Selasa, 07 Mei 2024

Adil Dalam Kehidupan Pribadi

Pada artikel sebelumnya telah dijelaskan bahwa Islam menaruh perhatian yang sangat besar terhadap ajaran adil. Dengan ajaran ini, misi Allah menurunkan ajaran Islam untuk menciptakan kehidupan yang penuh dengan kedamaian dan kesejahteraan lahir dan batin dapat terwujud.

Dewasa ini kita saksikan kehidupan umat manusia, khususnya di Indonesia, penuh dengan kekacauan dan kesengsaraan, hal ini karena nilai-nilai keadilan yang menjadi pokok ajaran Islam telah diabaikan.
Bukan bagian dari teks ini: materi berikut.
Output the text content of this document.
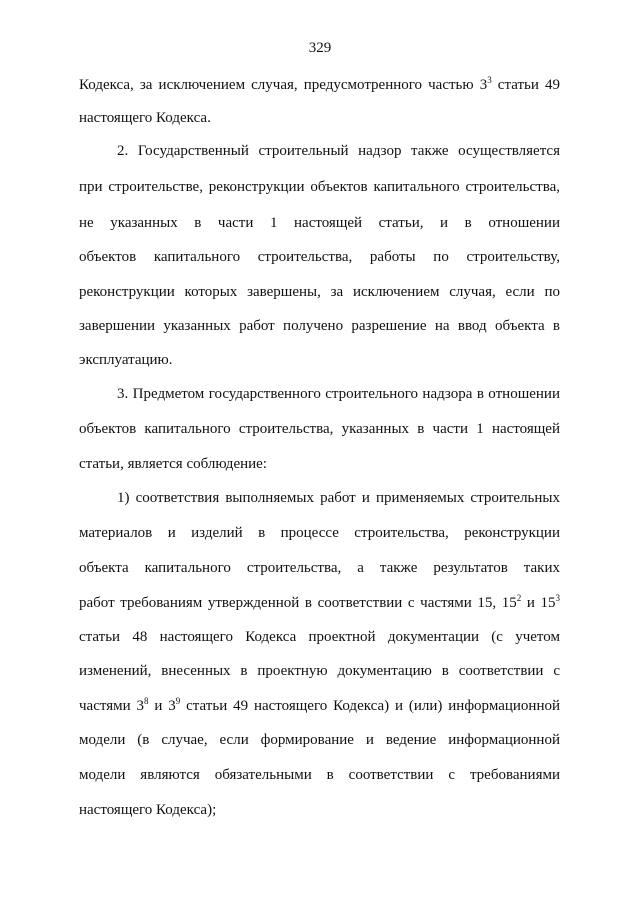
329
Кодекса, за исключением случая, предусмотренного частью $3^3$ статьи 49
настоящего Кодекса.
2. Государственный строительный надзор также осуществляется
при строительстве, реконструкции объектов капитального строительства,
не указанных в части 1 настоящей статьи, и в отношении
объектов капитального строительства, работы по строительству,
реконструкции которых завершены, за исключением случая, если по
завершении указанных работ получено разрешение на ввод объекта в
эксплуатацию.
3. Предметом государственного строительного надзора в отношении
объектов капитального строительства, указанных в части 1 настоящей
статьи, является соблюдение:
1) соответствия выполняемых работ и применяемых строительных
материалов и изделий в процессе строительства, реконструкции
объекта капитального строительства, а также результатов таких
работ требованиям утвержденной в соответствии с частями 15, $15^2$ и $15^3$
статьи 48 настоящего Кодекса проектной документации (с учетом
изменений, внесенных в проектную документацию в соответствии с
частями $3^8$ и $3^9$ статьи 49 настоящего Кодекса) и (или) информационной
модели (в случае, если формирование и ведение информационной
модели являются обязательными в соответствии с требованиями
настоящего Кодекса);
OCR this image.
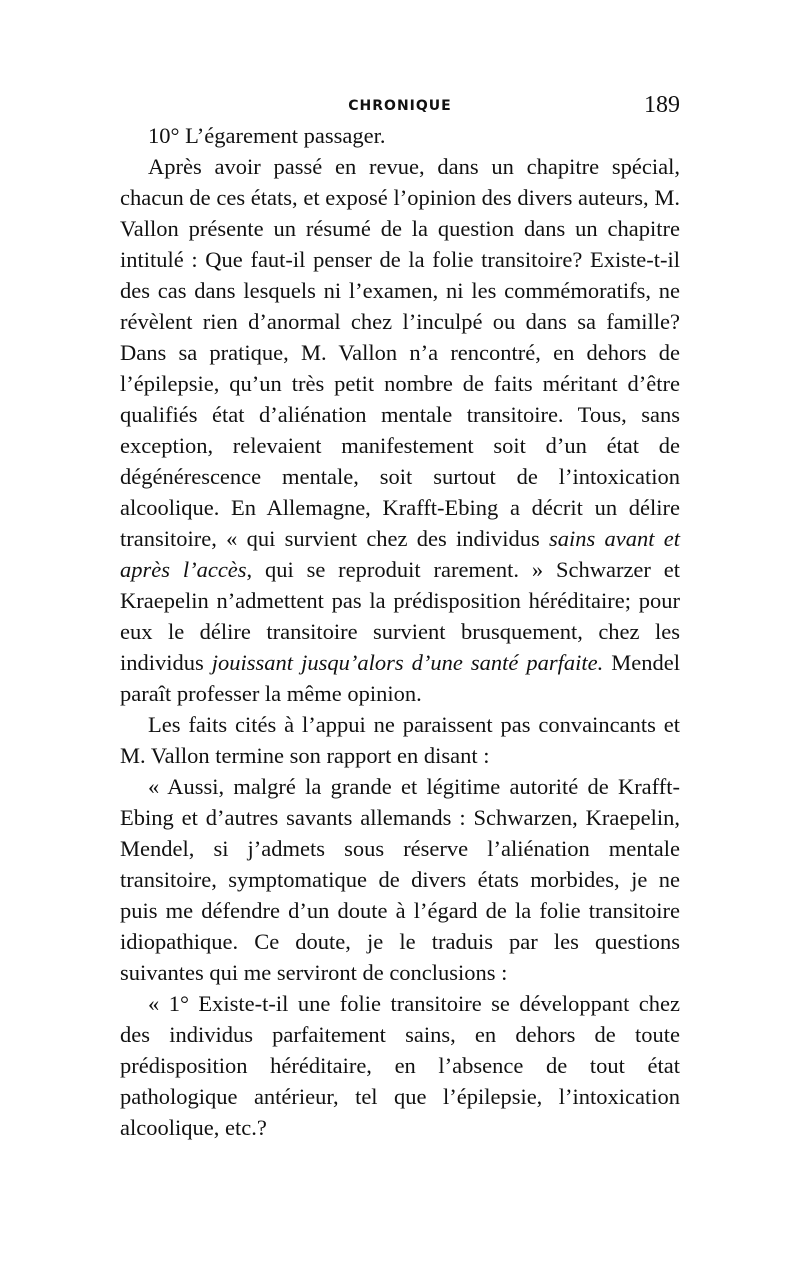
CHRONIQUE	189

10° L’égarement passager.

Après avoir passé en revue, dans un chapitre spécial, chacun de ces états, et exposé l’opinion des divers auteurs, M. Vallon présente un résumé de la question dans un chapitre intitulé : Que faut-il penser de la folie transitoire? Existe-t-il des cas dans lesquels ni l’examen, ni les commémoratifs, ne révèlent rien d’anormal chez l’inculpé ou dans sa famille? Dans sa pratique, M. Vallon n’a rencontré, en dehors de l’épilepsie, qu’un très petit nombre de faits méritant d’être qualifiés état d’aliénation mentale transitoire. Tous, sans exception, relevaient manifestement soit d’un état de dégénérescence mentale, soit surtout de l’intoxication alcoolique. En Allemagne, Krafft-Ebing a décrit un délire transitoire, « qui survient chez des individus sains avant et après l’accès, qui se reproduit rarement. » Schwarzer et Kraepelin n’admettent pas la prédisposition héréditaire; pour eux le délire transitoire survient brusquement, chez les individus jouissant jusqu’alors d’une santé parfaite. Mendel paraît professer la même opinion.

Les faits cités à l’appui ne paraissent pas convaincants et M. Vallon termine son rapport en disant :

« Aussi, malgré la grande et légitime autorité de Krafft-Ebing et d’autres savants allemands : Schwarzen, Kraepelin, Mendel, si j’admets sous réserve l’aliénation mentale transitoire, symptomatique de divers états morbides, je ne puis me défendre d’un doute à l’égard de la folie transitoire idiopathique. Ce doute, je le traduis par les questions suivantes qui me serviront de conclusions :

« 1° Existe-t-il une folie transitoire se développant chez des individus parfaitement sains, en dehors de toute prédisposition héréditaire, en l’absence de tout état pathologique antérieur, tel que l’épilepsie, l’intoxication alcoolique, etc.?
Berbagai kerusuhan dan tindak kekerasan, sebagian besar disebabkan oleh nilai keadilan yang telah hilang. Jika kita cermati kehidupan rumahtangga, apabila tanpa dilandasi nilai keadilan, dipastikan akan terjadi berbagai persoalan dan prahara, mulai dari kenakalan anak bahkan sampai perceraian.

Umat Islam sengaja dipilih oleh Allah SWT, sebagai umat terbaik yang dilahirkan untuk memimpin manusia dalm memperoleh kemaslahatan mereka.

Allah swt berfirman:

كُنْتُمْ خَيْرَ أُمَّةٍ أُخْرِجَتْ لِلنَّاسِ تَأْمُرُونَ بِالْمَعْرُوفِ وَتَنْهَوْنَ عَنِ الْمُنْكَرِ وَتُؤْمِنُونَ بِاللَّهِ وَلَوْ آمَنَ أَهْلُ الْكِتَابِ لَكَانَ خَيْرًا لَهُمْ مِنْهُمُ الْمُؤْمِنُونَ وَأَكْثَرُهُمُ الْفَاسِقُونَ  – آل عمران : 110

Kamu adalah umat yang terbaik yang dilahirkan untuk manusia, menyuruh kepada yang ma’ruf, dan mencegah dari yang munkar, dan beriman kepada Allah. Sekiranya ahli kitab beriman, tentulah itu lebih baik bagi mereka, di antara mereka ada yang beriman, dan kebanyakan mereka adalah orang-orang yang fasik. (QS Ali Imran, 3: 110)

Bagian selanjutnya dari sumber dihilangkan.